Title: 'The Birth of a Nation'

Release Year: 1915

Director: D. W. Griffith

Cast: Lillian Gish, Mae Marsh, Henry B. Walthall, Miriam Cooper, George Siegmann.

Plot: The movie explains the story of two families (the Camerons in the South and the Stonemans in the North) and how they struggle during Civil War and posterior Reconstruction-Era. It also narrates the assassination of Abraham Lincoln and the creation of the Ku Klux Klan.

Review: D. W. Griffith has been mentioned and commented extensively in the theoretical part of this research project and with this movie he crowned himself as one of the best directors of his age.

Technically it is a huge achievement; using irising and blurring to introduce and close scenes or managing to make one hundred extras seem one thousand while representing a big battle.

But it also succeeded in the field of story telling; how it used all the techniques that had appeared during previous years all together in one movie to give it a meaning.

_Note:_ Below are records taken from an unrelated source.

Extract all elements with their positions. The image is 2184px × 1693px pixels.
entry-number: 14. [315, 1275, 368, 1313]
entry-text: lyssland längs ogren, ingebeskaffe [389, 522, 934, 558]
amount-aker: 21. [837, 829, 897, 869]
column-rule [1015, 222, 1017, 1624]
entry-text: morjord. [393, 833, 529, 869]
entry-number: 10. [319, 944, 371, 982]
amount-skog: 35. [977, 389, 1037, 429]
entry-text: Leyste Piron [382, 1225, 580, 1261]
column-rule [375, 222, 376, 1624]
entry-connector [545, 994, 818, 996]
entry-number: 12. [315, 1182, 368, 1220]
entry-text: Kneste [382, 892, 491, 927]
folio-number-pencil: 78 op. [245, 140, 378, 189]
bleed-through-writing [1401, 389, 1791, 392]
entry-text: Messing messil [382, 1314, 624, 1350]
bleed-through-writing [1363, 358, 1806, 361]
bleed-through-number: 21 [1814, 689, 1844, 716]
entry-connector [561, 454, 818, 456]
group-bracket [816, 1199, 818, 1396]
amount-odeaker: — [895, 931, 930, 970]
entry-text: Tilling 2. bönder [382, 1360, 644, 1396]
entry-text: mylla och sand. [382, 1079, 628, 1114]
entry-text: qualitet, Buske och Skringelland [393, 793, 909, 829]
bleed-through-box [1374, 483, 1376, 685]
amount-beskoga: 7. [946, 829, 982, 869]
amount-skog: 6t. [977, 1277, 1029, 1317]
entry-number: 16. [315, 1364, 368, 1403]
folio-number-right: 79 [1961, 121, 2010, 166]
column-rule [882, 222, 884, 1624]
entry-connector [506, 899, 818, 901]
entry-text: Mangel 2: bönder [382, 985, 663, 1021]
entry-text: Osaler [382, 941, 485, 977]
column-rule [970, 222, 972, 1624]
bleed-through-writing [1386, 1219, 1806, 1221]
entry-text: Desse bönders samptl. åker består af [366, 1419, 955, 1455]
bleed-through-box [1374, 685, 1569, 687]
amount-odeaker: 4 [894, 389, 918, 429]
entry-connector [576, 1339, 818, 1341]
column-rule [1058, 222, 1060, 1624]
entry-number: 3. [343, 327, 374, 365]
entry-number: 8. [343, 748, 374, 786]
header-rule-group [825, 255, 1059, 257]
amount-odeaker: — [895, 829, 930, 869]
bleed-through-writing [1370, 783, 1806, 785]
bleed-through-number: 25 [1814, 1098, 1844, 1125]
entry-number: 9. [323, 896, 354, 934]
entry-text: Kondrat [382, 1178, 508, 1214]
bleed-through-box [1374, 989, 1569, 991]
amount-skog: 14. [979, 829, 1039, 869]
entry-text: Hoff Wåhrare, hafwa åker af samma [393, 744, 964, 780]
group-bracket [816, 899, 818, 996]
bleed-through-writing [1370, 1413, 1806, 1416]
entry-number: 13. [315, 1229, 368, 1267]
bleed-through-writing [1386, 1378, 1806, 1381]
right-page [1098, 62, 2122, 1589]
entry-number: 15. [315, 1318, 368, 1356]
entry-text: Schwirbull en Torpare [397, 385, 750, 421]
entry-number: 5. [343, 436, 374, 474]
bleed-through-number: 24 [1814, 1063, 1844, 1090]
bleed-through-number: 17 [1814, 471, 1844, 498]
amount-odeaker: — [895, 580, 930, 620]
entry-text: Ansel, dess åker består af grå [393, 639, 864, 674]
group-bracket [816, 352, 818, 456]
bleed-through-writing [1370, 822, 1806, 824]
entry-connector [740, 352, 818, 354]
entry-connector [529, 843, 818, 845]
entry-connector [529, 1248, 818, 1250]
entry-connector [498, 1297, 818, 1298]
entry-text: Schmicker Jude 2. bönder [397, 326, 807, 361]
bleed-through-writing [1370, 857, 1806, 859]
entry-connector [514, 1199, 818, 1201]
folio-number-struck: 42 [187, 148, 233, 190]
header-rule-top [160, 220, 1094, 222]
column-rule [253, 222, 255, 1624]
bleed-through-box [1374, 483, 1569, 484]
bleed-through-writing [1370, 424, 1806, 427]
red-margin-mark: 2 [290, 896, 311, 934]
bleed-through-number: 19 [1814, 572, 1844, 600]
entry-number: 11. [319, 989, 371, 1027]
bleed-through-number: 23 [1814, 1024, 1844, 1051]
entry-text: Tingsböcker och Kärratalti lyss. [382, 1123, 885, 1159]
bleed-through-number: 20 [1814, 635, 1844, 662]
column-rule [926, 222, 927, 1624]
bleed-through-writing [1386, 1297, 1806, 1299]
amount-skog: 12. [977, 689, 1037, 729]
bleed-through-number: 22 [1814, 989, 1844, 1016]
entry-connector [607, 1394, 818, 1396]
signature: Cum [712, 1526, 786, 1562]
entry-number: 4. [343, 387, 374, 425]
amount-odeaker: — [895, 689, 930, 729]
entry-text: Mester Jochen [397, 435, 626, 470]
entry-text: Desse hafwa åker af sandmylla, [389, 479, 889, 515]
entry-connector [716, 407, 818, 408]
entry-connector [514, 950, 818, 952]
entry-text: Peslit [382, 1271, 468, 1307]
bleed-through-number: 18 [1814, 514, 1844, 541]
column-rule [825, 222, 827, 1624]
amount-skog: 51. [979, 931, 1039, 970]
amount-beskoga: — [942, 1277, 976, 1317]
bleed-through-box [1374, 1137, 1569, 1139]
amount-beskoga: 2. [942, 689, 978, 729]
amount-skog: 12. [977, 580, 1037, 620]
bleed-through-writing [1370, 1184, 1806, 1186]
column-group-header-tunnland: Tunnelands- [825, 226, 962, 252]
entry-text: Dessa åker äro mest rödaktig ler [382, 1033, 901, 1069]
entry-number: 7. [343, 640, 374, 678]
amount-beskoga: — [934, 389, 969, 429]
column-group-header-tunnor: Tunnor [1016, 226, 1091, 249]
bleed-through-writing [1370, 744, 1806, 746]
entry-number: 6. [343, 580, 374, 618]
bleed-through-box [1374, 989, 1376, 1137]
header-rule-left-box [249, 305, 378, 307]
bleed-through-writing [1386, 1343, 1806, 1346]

A lot had happened between Méliès' and Porter's movies and film continuity was a reality. Instead of simple individual shots, we see a real connection between them. Apart from a wide range of techniques to give simbology to the movie, like insert shots. We can add to this cross-cutting, insert dialogues, the utilisation of different points of view (including close shots), flashbacks and the division of the movie in two well-structured parts. Each one of these details made of 'The Birth of a Nation' an elborate movie with a complex structure, where topics like war or romance through the distance are developed.

An example of introducing a scene with 'irising' technique

Huge and epic as it was, it became a huge box-office success, a blockbuster of its time, earning 10 millions on its release year and reaching the 50 two decades after, keeping the title of highest grossing film until 'Gone with the Wind'.

But even if the technical and narrative achievements must be acknowledged, I didn't like many aspects of the movie. To begin with, it's true that even with no spoken dialogues, the background music gives some sort of emotion to the movie, but over its three hours of length, it reaches a point where if you don't stop to have a break, continuing is unbearable. Moreover, the actors' performances are usually unreal and overacted, due to the inability to speak.

But the main reason why I disliked the movie is for its hugely racist interpretation of American history. Black people appear as aggressive and mean. and some events are distorted or inaccurate versions of the historical reality. Intending to glorify and justify its acts, a dramatized creation of the Ku Kux Klan is described as 'necessary' to restore the peace that the 'negros' had destroyed. As an example of its increasing xenophobia, the movie reuses actors whose characters die and paints them so they can play African American parts, sort of amusing if we consider that one of them interpretates Lincoln before his role change.


Clear examples of the racist message that the movie wanted to transmit

And that's just something I can't bear. Other achievements aside, the idea it tries to transmit is deplorable, and the fact that it became such a successful hit only demonstrates the ideology of society at that time.